Hemen belirtmek gerekir ki, Medeni Kanununun 15. maddesinde de ifade edildiği üzere, ayırtım gücü bulunmayan kimsenin geçerli bir iradesinin bulunmaması nedeniyle, kanunda gösterilen ayrık durumlar saklı kalmak üzere, yapacağı işlemlere sonuç bağlanamayacağından karşı tarafın iyi niyetli olması o işlemi geçerli kılmaz. (Yargıtay İçtihadı Birleştirme Kararı 11.6.1941 tarih 4/21)
Yukarıda sözü edilen ilkelerin ve yasa maddelerinin ışığı altında olaya yaklaşıldığında bir kimsenin ehliyetinin tesbitinin şahıs ve mamelek hukuku bakımından doğurduğu sonuçlar itibariyle ne kadar büyük önem taşıdığı kendiliğinden ortaya çıkar. Bu durumda, tarafların gösterecekleri, tüm delillerin toplanılması tanıklardan bu yönde açıklayıcı, doyurucu somut bilgiler alınması, varsa ehliyetsiz olduğu iddia edilen kişiye ait doktor raporları, hasta müşahede kağıtları, film grafilerinin eksiksiz getirtilmesi zorunludur. Bunun yanında, her ne kadar H.U.M.K.’nun 286 maddelerinde belirtildiği gibi bilirkişinin “rey ve mutaalası” hakimi bağlamaz ise de, temyiz kudretinin yokluğu, yaş küçüklüğü, akıl hastalığı, akıl zayıflığı, sarhoşluk gibi salt biyolojik nedenlere değil, aynı zamanda bilinç, idrak, irade gibi psikolojik unsurlara da bağlı olduğundan, akıl hastalığı, akıl zayıflığı gibi biyolojik ve buna bağlı psikolojik nedenlerin belirlenmesi, çok zaman hakimlik mesleğinin dışında özel ve teknik bilgi gerektirmektedir.

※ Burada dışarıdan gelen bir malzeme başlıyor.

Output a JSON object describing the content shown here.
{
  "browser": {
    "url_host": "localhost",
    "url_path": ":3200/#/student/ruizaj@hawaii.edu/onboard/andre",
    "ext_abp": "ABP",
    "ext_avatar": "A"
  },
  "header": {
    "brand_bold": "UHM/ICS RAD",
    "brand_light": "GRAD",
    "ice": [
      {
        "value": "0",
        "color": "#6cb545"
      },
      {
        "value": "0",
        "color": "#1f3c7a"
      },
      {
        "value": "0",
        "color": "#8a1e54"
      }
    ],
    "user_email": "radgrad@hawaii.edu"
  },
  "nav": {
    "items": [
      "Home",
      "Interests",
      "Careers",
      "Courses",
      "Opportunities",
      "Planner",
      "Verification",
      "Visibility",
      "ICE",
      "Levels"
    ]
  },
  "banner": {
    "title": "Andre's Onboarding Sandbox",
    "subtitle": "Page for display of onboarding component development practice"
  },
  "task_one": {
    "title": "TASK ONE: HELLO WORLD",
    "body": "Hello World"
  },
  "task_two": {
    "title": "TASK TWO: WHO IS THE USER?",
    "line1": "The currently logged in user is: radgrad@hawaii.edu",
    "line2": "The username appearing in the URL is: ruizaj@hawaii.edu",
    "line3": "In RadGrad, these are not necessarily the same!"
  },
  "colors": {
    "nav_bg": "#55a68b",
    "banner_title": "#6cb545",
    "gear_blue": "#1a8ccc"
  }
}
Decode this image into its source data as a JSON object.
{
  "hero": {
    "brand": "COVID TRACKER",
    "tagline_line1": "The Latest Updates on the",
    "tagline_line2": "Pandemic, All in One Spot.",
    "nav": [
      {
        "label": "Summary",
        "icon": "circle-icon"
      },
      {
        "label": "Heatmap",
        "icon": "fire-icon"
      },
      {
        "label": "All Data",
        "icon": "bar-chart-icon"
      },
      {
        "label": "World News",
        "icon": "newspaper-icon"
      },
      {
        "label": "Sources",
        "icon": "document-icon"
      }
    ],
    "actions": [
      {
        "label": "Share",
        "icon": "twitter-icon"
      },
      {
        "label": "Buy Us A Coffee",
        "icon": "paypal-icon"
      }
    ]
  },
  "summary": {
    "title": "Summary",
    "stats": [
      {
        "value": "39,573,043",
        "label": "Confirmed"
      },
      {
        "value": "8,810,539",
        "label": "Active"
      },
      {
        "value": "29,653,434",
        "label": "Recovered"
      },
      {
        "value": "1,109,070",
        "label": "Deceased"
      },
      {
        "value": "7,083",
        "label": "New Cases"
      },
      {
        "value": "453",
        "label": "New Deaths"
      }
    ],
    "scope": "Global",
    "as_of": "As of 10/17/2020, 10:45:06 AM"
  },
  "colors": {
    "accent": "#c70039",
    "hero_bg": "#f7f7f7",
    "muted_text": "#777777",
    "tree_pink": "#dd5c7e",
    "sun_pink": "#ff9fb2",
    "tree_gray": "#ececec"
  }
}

Hele ayırt etme gücünün nisbi bir kavram olması kişiye eylem ve işleme göre değişmesi bu yönde en yetkili sağlık kurulundan, özellikle Adli Tıp Kurumundan rapor alınmasını da gerekli kılmaktadır. Esasen Medeni Kanunun 409/2. maddesi akıl hastalığı veya akıl zayıflığının bilirkişi raporu ile belirleneceğini öngörmüştür. Hal böyle olunca, öncelikle davacının adli yardım isteği yönünden bir karar verildikten sonra Türk Medeni Kanununun 640.maddesi koşullarının yerine getirilmesi ayrıca 2008/9 esas sayılı Küçükçekmece 1.Asliye Hukuk Mahkemesi dosyası ile eldeki dava arasında fiili ve hukuki irtibat bulunduğu gözetilerek, birlikte değerlendirmek üzere dosyaların birleştirilmesi, yukarıdaki ilkeleri kapsar biçimde ehliyetsizlik iddiası yönünden daha sonra 2.el konumundaki kayıt maliki yönünden tüm taraf delillerinin toplanarak sonucuna göre bir karar verilmesi gerekirken değinilen hususlar gözardı edilerek yazılı olduğu biçimde hüküm kurulmuş olması doğru değildir.
Davacının, temyiz itirazları yerindedir. Kabulüyle hükmün açıklanan nedenlerden ötürü HUMK."nun 428.maddesi gereğince BOZULMASINA, alınan peşin harcın temyiz edene geri verilmesine, 24.01.2011 tarihinde oybirliğiyle karar verildi.